The goblin behavior in question suggests that goblins, too, are a kind of dwarf:
They always attack dwarves on sight.
In other words, gnomes are chaotic dwarves, goblins are evil dwarves as are kobolds (possibly even a derivative of gnomes, due to their size). Therefore, the languages given the beginning dwarf character are likely all dialects of the original dwarven language.
This all suggests a very interesting definition of goblinoid, given how Holmes describes the hobgoblin:
Hobgoblins are big, powerful goblinoids
Since the suggested origin of hobgoblins is the elf and the suggested origin of the goblin is the dwarf, the term goblinoid seems to mean any race whose origin is the twisting of a progenitor race (such as elves or dwarves).
Given this statement by Holmes:
At the Dungeon Master's discretion a character can be anything his or her player wants him to be.
it follows that should one want to play a gnome, goblin or kobold that one could simply use the dwarf class as a template and, likewise, orcs, hobgoblins and gnolls could use the elf class as a template.
It also suggests something interesting about a Dark Elf and their relationship to Goblinoids. :)

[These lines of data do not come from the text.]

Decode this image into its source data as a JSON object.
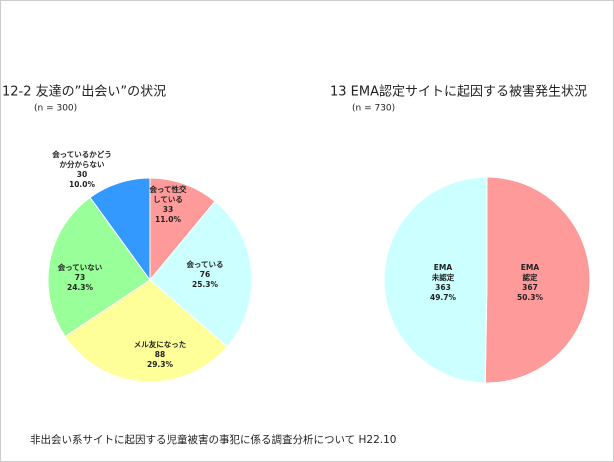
{
  "chart_data": [
    {
      "type": "pie",
      "title": "12-2 友達の”出会い”の状況",
      "subtitle": "(n = 300)",
      "categories": [
        [
          "会って性交",
          "している"
        ],
        [
          "会っている"
        ],
        [
          "メル友になった"
        ],
        [
          "会っていない"
        ],
        [
          "会っているかどう",
          "か分からない"
        ]
      ],
      "values": [
        33,
        76,
        88,
        73,
        30
      ],
      "percent_labels": [
        "11.0%",
        "25.3%",
        "29.3%",
        "24.3%",
        "10.0%"
      ],
      "colors": [
        "#ff9a9a",
        "#ccffff",
        "#ffff99",
        "#99ff99",
        "#3399ff"
      ]
    },
    {
      "type": "pie",
      "title": "13 EMA認定サイトに起因する被害発生状況",
      "subtitle": "(n = 730)",
      "categories": [
        [
          "EMA",
          "認定"
        ],
        [
          "EMA",
          "未認定"
        ]
      ],
      "values": [
        367,
        363
      ],
      "percent_labels": [
        "50.3%",
        "49.7%"
      ],
      "colors": [
        "#ff9a9a",
        "#ccffff"
      ]
    }
  ],
  "footer": "非出会い系サイトに起因する児童被害の事犯に係る調査分析について H22.10"
}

This is a really eye-opening post to me. I've read and re-read Holmes more times than I can recall and yet, somehow, I never managed to put all these little cues together to form a conclusion like this one.
Awesome stuff, Fr Dave. Please, keep it up.

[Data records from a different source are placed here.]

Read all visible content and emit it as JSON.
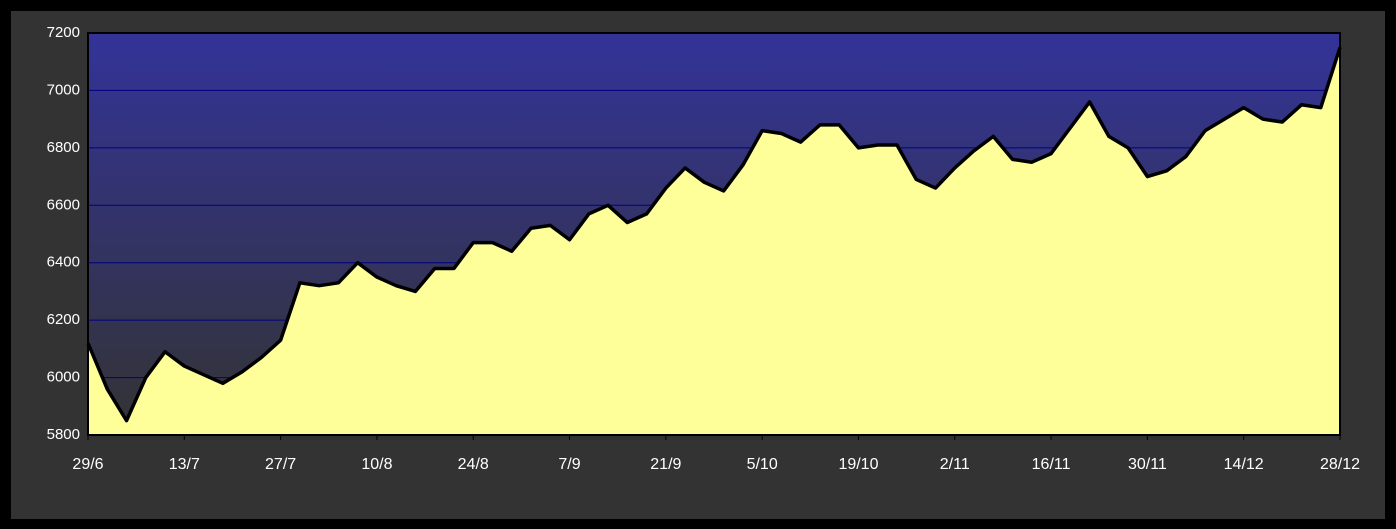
{
  "chart_data": {
    "type": "area",
    "categories": [
      "29/6",
      null,
      null,
      null,
      null,
      "13/7",
      null,
      null,
      null,
      null,
      "27/7",
      null,
      null,
      null,
      null,
      "10/8",
      null,
      null,
      null,
      null,
      "24/8",
      null,
      null,
      null,
      null,
      "7/9",
      null,
      null,
      null,
      null,
      "21/9",
      null,
      null,
      null,
      null,
      "5/10",
      null,
      null,
      null,
      null,
      "19/10",
      null,
      null,
      null,
      null,
      "2/11",
      null,
      null,
      null,
      null,
      "16/11",
      null,
      null,
      null,
      null,
      "30/11",
      null,
      null,
      null,
      null,
      "14/12",
      null,
      null,
      null,
      null,
      "28/12"
    ],
    "values": [
      6120,
      5960,
      5850,
      6000,
      6090,
      6040,
      6010,
      5980,
      6020,
      6070,
      6130,
      6330,
      6320,
      6330,
      6400,
      6350,
      6320,
      6300,
      6380,
      6380,
      6470,
      6470,
      6440,
      6520,
      6530,
      6480,
      6570,
      6600,
      6540,
      6570,
      6660,
      6730,
      6680,
      6650,
      6740,
      6860,
      6850,
      6820,
      6880,
      6880,
      6800,
      6810,
      6810,
      6690,
      6660,
      6730,
      6790,
      6840,
      6760,
      6750,
      6780,
      6870,
      6960,
      6840,
      6800,
      6700,
      6720,
      6770,
      6860,
      6900,
      6940,
      6900,
      6890,
      6950,
      6940,
      7150
    ],
    "color": "#ffff99",
    "ylim": [
      5800,
      7200
    ],
    "yticks": [
      5800,
      6000,
      6200,
      6400,
      6600,
      6800,
      7000,
      7200
    ],
    "grid": true
  }
}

I agree with James. I've read Holmes so many times that I know all of those sentences you quote word for word, yet I never took it that next step to draw the conclusions you drew. Well done.
This is extraordinary, and it all makes a kind of sense. Who was doing the twisting in Holmes D&D, I wonder? Simply untwisting them again and using the elf and dwarf templates doesn't seem quite appropriate, working from Tolkien as a source.
...now what about Blake's influence on Tolkien? In Blake, Orc seems to be something like the free spirit of man that is naturally inclined to revolutions. In Tolkien orcs seem more like urban proletariat: creatures bred and kept as soldiers by other entities, but for all their elfish origins they come across as men.
@James @Rick @richard
Thanks for all the kind words! I am still having fun with this, so more is on the way...
Simply untwisting them again and using the elf and dwarf templates doesn't seem quite appropriate
Personally, I might do a little tweaking, but not much. Look at the way the Drow have been handled over the years, for example. For all intents and purposes, they are Elves even though they, too, have been twisted.
Two further thoughts:
1) Kobolds get a +3 on all saves except Dragon Breath, which brings their Saves to the same level as Dwarves, further suggesting they are "evil dwarves" (perhaps they have dwindled like the Petty-Dwarves of Tolkien).
2) I'd suggest that the Dagger +1 vs man-sized, +2 vs Goblins and Kobolds, is of Dwarvish origin. And the Dagger +2 vs man-sized, +3 vs Orc, Goblins and Kobolds, is the work Elvish and Dwarvish craftsman together.